We still need to think about stakeholders. I think all of that remains true. If anything, the complexity of it and the pace of it is accelerating. All the more reason why you need to be crystal clear on what are you trying to get done, where are you headed, and how do you integrate all of these points of view as you go?

It requires more clarity of thought than before. And I also think we need to bring people along as change leaders, right? And so how do you help people connect the dots and see where are we going? What does it mean for me? What's in it for me? What do you need from me that's new? And we can't just assume people.

Know that. I think leaders need to be even more clear to the point of feeling repetitive. Some of the CEOs we talked to said they feel like the chief storyteller and they almost get sick of te telling over and over again the same messages and the same clarity. But I think that's important for organizations.

They need to see, they need to connect the dots between what they're doing every day and where we're headed. And that over communication is just so critical as leaders, so that people can feel like they are on the bus and they know the role they'll play. 

Richie Cotton: That is an interesting thing where you think you told the same story a thousand times and it's getting boring and that's the point when other people start listening to it.

So do you have any final advice on how to be a great leader? 

Carolyn Dewar: Final advice on how to be a great leader? That's such a good one. I think the leaders who are terrific, our less fixated on, look at me, look at my big job.
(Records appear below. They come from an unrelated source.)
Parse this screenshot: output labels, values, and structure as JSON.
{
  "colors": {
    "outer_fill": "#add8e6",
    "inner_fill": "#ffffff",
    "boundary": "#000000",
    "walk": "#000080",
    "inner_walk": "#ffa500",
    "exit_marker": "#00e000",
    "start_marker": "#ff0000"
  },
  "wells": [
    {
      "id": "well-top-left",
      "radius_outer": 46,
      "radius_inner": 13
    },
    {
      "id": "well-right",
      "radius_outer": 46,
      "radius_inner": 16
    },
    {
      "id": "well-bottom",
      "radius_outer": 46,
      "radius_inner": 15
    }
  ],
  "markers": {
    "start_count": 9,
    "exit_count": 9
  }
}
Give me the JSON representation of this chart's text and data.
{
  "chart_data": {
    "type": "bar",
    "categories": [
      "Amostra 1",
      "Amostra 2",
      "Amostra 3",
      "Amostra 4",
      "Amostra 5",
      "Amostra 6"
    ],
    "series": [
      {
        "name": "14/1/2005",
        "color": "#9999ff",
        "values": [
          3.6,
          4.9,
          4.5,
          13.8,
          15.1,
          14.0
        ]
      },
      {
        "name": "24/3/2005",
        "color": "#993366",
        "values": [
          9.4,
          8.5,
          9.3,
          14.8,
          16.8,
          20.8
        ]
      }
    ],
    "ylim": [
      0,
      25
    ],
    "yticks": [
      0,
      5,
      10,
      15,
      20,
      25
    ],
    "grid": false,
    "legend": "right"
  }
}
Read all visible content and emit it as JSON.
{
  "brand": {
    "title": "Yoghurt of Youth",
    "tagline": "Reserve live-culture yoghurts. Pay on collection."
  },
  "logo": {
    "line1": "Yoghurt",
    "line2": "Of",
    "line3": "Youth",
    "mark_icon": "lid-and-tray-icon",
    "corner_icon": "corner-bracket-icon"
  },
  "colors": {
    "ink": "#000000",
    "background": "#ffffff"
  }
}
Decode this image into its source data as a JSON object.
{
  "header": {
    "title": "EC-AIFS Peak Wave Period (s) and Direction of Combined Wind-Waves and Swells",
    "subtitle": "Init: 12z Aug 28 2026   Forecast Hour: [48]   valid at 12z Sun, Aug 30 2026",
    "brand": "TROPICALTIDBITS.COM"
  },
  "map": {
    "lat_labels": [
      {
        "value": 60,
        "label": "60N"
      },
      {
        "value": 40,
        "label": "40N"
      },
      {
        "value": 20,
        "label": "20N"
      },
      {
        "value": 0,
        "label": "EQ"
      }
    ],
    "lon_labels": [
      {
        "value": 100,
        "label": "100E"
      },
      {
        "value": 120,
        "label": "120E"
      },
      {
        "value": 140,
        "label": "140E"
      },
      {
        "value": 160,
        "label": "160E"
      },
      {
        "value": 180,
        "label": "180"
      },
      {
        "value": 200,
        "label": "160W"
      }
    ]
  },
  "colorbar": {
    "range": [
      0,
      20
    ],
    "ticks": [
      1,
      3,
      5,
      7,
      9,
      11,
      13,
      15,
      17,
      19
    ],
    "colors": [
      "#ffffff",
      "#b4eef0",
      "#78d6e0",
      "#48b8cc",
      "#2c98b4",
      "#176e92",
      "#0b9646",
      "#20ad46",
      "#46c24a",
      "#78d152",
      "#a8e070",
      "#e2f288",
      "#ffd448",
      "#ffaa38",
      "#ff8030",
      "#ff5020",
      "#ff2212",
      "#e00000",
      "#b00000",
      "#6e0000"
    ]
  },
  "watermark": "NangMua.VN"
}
Because frankly, that honeymoon period fades pretty quick. And these jobs are too hard if that's your primary motivation.

They're motivated much more by what they wanna do with the role they're in. They have a bigger vision, a bigger sense of purpose in terms of where they wanna lead their team, what they wanna get done for their customers or their investors or their stakeholders. There's some bigger. Achievement, some bigger goal that they're working towards.

And that only not only gives them the energy to persevere even when it's hard, but it brings people together and gives them the energy to do bold and exciting things. So what is that bigger picture thing that you're aiming for that can rally the troops and get people going? 

Richie Cotton: I do like the idea of having a vision, of having a thing to rally people around rather than just Hey, check out my cool job title, all that.

Absolutely. 

Carolyn Dewar: The Jo Jobs are too hard if that's all we're doing. Yeah. 

Richie Cotton: Alright, super. So finally, I always want new people's work to follow. Who's work are you interested in right now? 

Carolyn Dewar: Oh, that's such a good question. I'm thinking a lot about, there's so much talk about AI and tech and coding and all of those things that I like that counterpoint.

I'm really thinking about in a world where technology is gonna enable us to do so many things, how do we make sure this human element gets brought along? So folks who are thinking about. Philosophy and human change, and what are the implications of all of this? There's Adam Grant, Brene Brown, others who really think about where this is all leading, because I think the power will be when we bring technology and data and AI together with things that are uniquely human, that create experiences that we all love.

And so how do we make sure we're bringing those two pieces together? That's where I'm spending some of my time. 

Richie Cotton: Wonderful. Yeah. Brenda Brown in particular, like a really great thinker on people matters. So yeah. I love that. Think about what does humanity mean? In a world of high tech, 

Carolyn Dewar: we can't all be robots, right?

There's something beautiful about humanity, but I think we need to think about how these things that are come together and one plus one is going to. Three or more. As opposed to it being something that, that's contracting. 

Richie Cotton: Nice. I love that. Yeah. Some sketchy math, but it's hopefully go well.

Brilliant. Alright. Thank you so much for your time Carolyn. 

Carolyn Dewar: It's so super to talk. Thanks so much for having me.